While the unfolding plot intertwines other historical figures, both factual and imagined, Kidd held my attention with her metaphors and other descriptions. I was particularly intrigued with the exquisite quilts Handful’s cunning mother Charlotte fabricated, often using the image of blackbird wings as a triangular motif in the design. In the acknowledgements section, the author mentions too her reference to the American black folktale, from which she drew inspiration about “people in Africa being able to fly and then losing their wings when captured into slavery.”

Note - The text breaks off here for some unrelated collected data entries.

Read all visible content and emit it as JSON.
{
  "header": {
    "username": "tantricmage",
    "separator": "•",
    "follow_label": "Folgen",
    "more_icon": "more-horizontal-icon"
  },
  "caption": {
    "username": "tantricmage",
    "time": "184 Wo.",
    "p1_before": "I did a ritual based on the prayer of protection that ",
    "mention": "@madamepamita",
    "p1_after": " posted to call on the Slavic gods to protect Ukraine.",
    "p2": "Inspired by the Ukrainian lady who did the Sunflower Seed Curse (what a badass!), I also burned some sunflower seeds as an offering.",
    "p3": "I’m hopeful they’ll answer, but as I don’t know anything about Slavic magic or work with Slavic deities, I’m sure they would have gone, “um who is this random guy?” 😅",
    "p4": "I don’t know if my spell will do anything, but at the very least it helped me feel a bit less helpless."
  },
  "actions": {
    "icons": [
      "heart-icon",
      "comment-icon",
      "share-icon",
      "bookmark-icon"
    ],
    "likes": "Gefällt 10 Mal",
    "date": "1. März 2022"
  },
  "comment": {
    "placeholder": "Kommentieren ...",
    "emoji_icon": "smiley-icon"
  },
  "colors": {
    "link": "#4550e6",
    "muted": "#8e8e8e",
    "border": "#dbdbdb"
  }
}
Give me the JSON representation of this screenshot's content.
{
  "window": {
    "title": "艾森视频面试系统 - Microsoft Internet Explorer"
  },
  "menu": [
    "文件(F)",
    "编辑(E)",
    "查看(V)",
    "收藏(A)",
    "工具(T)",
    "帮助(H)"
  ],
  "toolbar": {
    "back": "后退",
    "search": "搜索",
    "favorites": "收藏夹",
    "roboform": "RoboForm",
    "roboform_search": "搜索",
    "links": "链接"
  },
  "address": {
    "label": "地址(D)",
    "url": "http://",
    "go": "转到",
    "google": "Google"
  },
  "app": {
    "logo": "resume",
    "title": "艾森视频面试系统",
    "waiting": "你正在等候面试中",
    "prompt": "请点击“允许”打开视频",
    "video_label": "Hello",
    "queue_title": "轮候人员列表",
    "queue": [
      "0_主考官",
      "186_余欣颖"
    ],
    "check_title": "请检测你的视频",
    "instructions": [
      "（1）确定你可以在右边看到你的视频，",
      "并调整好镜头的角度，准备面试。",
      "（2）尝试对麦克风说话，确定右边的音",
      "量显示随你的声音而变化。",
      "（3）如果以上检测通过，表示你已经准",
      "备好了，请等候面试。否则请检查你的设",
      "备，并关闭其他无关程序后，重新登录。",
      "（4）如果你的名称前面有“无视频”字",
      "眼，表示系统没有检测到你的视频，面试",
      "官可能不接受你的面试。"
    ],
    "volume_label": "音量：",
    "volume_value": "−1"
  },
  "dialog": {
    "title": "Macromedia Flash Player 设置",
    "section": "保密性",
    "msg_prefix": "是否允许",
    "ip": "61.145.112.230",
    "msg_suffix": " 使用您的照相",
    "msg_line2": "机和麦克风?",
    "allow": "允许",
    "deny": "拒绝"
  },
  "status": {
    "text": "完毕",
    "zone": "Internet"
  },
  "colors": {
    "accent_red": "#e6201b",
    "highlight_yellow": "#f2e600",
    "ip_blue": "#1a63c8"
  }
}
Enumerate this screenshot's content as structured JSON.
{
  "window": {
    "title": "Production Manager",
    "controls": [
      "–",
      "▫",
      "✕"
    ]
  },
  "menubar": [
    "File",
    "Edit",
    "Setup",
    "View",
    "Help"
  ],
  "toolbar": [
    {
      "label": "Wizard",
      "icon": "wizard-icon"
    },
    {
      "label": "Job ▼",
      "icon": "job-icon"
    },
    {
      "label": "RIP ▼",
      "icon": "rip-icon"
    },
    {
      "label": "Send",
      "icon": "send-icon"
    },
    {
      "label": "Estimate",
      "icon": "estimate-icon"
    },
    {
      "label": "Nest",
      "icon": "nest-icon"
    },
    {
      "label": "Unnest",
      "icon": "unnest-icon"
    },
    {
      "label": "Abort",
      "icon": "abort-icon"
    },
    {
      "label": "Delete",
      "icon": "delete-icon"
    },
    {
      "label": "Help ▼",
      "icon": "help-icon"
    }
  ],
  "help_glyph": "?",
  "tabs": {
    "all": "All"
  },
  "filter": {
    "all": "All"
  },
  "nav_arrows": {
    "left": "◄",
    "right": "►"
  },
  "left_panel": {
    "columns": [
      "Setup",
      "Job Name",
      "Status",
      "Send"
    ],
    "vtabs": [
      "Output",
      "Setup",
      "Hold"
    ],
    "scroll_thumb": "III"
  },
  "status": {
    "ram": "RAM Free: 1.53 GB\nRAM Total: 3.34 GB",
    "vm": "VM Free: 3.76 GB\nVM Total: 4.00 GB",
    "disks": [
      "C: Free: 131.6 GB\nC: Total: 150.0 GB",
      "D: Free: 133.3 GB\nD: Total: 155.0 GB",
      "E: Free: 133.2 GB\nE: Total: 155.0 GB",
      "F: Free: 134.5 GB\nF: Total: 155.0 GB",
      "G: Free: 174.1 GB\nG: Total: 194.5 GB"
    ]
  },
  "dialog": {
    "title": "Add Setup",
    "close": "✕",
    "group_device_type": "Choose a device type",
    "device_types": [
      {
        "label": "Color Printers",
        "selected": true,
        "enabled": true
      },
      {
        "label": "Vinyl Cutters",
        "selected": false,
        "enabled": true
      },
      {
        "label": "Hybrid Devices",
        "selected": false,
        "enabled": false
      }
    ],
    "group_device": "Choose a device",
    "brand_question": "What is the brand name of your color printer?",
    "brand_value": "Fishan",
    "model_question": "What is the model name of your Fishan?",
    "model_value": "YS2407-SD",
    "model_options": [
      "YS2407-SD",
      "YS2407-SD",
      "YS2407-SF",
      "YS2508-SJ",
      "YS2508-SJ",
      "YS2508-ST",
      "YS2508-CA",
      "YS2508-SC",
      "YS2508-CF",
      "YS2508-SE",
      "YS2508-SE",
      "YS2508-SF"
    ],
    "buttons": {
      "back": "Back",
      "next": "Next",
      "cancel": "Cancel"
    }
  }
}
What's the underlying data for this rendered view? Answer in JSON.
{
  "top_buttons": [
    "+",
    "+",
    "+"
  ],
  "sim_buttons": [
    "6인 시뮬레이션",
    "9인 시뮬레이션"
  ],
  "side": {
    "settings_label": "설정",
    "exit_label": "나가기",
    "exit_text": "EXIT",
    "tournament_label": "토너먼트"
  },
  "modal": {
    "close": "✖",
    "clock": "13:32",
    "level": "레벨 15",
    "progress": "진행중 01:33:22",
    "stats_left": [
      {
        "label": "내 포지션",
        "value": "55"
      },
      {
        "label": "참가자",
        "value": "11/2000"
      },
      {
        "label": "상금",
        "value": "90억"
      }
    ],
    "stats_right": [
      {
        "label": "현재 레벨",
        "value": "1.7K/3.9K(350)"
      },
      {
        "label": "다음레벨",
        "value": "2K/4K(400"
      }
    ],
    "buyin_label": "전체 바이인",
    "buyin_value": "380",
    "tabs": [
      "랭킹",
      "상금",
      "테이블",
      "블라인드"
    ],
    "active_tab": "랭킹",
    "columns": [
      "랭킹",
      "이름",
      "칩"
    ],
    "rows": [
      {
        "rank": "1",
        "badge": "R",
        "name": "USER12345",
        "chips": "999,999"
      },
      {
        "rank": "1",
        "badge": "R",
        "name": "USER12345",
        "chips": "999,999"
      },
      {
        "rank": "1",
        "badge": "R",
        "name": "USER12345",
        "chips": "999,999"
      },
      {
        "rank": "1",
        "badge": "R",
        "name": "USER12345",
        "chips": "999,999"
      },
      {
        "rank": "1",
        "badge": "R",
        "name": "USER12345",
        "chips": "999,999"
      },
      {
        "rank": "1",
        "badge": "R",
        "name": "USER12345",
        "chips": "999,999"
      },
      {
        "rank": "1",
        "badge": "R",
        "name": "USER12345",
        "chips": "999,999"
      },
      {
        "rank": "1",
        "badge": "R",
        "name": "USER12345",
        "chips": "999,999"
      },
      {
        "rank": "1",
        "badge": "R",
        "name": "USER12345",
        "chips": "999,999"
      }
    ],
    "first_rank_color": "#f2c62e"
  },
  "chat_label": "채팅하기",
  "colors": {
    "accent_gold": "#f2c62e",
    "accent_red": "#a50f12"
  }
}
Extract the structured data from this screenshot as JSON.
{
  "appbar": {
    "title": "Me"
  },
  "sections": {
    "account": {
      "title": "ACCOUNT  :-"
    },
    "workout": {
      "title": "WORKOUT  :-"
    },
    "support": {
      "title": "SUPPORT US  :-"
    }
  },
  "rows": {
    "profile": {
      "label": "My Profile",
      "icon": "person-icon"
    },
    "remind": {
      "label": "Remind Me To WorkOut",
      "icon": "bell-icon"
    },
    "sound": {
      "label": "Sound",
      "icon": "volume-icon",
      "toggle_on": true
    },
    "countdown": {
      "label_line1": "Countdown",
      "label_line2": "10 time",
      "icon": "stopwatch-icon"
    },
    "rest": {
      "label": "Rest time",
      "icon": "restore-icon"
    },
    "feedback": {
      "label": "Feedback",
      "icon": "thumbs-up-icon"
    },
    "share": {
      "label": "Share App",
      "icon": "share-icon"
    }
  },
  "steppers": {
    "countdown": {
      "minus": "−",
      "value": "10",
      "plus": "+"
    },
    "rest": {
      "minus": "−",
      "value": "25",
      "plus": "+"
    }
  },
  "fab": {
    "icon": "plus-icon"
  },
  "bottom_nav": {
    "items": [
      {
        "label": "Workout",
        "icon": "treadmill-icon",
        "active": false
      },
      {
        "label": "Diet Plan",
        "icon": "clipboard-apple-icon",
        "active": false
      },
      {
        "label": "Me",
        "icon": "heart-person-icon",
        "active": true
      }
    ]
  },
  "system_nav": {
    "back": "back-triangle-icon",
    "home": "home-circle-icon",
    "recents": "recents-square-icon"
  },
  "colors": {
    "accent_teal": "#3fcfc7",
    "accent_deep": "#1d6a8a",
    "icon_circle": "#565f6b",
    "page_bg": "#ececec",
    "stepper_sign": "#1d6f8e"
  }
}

The two main characters in this book effectively invent their own wings, Sarah by tirelessly advocating for human rights and Handful by staging her own escape to freedom. Her often repeated refrain:
If you don’t know where you came from, you have to know where you’re going.
Have a look at some of handmaid Hetty’s exquisite quilts on this website. Possibly the best seamstress in Charleston, the quilting of Hetty and her mother Charlotte offered her freedom spiritually as she recorded her family’s history, and freedom physically too by enabling her to fashion a disguise that may have enabled her to escape.
Q & A with the Author
Sue Monk Kidd has created an intriguing story from mountains of research including historical dates and events, articles, letters, all inspired by viewing Judy Chicago’s The Dinner Party referred to in my last post.
See the intriguing Q & A with Sue Monk Kidd, who observed separate water fountains, black women sitting in the backseats of white women’s limousines, and the story of Rosa Parks in her own youth.
- How could the author visualize Hetty so vividly?
- How is Hetty or Sarah like Lily in The Secret Life of Bees?
- How could Sue recreate the dialect of 19th-century Charleston on paper?
Sue Monk Kidd was published first in Guideposts and Readers’ Digest. Do you remember her writing from back then?
Can you relate to any of the characters in Sue Monk Kidd’s writings?